Modifier l’aménagement des érablières?

Les résultats d’Élise Bouchard lui indiquent que les acériculteurs et les ingénieurs forestiers devront peut-être revoir leurs façons de faire. « En foresterie, on préconise une première bille de bois sans nœuds et donc, sans branches, mais on est en train de se rendre compte que ça semble très bénéfique sur la production d’eau d’érable d’avoir des branches! Il va peut-être falloir repenser l’aménagement afin de favoriser les branches de bas en haut et afin d’élargir la cime », selon elle.  
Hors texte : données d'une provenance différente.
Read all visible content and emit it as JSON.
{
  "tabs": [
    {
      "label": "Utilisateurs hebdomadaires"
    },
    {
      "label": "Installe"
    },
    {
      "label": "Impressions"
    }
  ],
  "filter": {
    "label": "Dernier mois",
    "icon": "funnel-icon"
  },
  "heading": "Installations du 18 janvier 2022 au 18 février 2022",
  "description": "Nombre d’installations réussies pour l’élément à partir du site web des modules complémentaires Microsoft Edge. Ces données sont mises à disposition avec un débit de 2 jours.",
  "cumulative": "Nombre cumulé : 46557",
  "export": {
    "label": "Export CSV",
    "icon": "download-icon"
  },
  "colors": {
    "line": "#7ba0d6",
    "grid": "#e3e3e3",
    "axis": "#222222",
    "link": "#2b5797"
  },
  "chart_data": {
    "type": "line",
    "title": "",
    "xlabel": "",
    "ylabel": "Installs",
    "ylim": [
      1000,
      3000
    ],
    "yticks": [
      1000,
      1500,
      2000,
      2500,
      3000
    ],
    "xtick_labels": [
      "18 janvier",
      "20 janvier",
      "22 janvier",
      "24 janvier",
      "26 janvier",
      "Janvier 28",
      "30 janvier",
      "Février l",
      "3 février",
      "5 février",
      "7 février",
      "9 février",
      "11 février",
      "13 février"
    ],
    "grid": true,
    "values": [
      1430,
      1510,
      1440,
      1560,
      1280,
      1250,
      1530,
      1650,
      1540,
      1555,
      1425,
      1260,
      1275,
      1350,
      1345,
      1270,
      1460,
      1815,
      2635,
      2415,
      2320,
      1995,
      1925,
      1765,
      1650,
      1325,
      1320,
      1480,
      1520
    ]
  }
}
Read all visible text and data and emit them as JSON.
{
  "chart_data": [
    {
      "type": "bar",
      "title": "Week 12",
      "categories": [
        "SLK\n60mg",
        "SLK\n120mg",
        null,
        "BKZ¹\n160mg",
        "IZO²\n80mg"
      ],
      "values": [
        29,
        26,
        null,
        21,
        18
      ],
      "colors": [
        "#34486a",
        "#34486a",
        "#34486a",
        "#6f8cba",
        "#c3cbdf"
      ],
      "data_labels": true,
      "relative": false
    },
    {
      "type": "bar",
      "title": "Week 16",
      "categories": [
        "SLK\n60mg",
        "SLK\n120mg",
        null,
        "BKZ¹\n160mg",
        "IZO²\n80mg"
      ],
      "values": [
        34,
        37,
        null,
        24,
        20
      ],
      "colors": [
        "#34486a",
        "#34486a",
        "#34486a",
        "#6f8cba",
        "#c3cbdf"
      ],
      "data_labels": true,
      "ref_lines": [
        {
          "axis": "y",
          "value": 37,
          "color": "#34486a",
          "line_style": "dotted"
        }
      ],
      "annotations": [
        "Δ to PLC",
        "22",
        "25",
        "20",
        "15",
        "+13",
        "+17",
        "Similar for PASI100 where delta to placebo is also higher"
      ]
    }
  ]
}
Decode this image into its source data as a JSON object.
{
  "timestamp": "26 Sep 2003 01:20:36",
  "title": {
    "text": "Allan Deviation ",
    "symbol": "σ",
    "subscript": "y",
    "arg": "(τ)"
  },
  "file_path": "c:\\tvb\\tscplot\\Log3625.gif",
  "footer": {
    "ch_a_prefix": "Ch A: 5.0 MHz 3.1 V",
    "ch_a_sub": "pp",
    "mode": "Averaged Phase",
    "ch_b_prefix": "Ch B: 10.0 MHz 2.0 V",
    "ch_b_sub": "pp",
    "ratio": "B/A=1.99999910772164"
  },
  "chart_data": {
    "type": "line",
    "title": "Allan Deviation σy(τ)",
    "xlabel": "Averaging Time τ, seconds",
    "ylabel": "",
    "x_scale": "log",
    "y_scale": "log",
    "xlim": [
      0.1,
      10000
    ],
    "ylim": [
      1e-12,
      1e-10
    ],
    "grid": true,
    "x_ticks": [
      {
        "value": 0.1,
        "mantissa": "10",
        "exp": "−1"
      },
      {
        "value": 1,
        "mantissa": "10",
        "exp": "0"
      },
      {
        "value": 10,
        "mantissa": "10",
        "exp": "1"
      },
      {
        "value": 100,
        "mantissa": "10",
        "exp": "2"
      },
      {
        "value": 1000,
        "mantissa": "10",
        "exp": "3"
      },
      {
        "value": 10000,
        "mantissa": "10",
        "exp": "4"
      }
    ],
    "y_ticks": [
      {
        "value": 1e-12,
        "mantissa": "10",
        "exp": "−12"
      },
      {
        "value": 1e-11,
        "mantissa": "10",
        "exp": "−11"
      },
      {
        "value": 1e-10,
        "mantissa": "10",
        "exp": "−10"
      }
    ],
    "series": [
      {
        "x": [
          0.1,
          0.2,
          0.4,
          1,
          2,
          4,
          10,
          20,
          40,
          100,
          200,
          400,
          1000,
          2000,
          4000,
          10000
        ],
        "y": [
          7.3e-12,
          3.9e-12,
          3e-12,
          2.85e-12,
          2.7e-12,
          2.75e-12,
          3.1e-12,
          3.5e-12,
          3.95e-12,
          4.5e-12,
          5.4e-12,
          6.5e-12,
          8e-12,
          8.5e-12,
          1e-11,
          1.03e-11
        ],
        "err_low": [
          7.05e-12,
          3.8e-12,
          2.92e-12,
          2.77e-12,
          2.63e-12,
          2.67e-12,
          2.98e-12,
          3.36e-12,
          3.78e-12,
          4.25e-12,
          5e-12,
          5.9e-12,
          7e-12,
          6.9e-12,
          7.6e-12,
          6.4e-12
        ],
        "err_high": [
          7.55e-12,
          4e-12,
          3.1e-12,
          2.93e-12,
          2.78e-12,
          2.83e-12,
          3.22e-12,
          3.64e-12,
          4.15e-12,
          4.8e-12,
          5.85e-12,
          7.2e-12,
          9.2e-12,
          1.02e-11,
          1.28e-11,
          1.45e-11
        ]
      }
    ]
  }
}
Eau rouge et membrane colmatée

Le processus de concentration de l’eau d’érable en fin de saison l’an dernier a causé de nombreux problèmes de colmatage des membranes aux acériculteurs. La chercheuse en microbiologie acéricole Mérilie Gagnon, du Centre ACER, tente de trouver une solution. Les eaux de lavage et les filtres ­devenaient rouges, en raison de la présence de manganèse, qui pourrait être plus disponible dans le sol en fin de saison lorsque les gelées s’avèrent moins fortes, apporte-t-elle comme hypothèse. Le colmatage des filtres pourrait aussi être causé en partie par la présence de microorganismes qui se développent lorsque la température augmente en fin de saison. Dans les deux cas, elle espère pouvoir proposer des solutions aux producteurs afin de diminuer l’impact du manganèse et/ou des ­microorganismes lors de la concentration.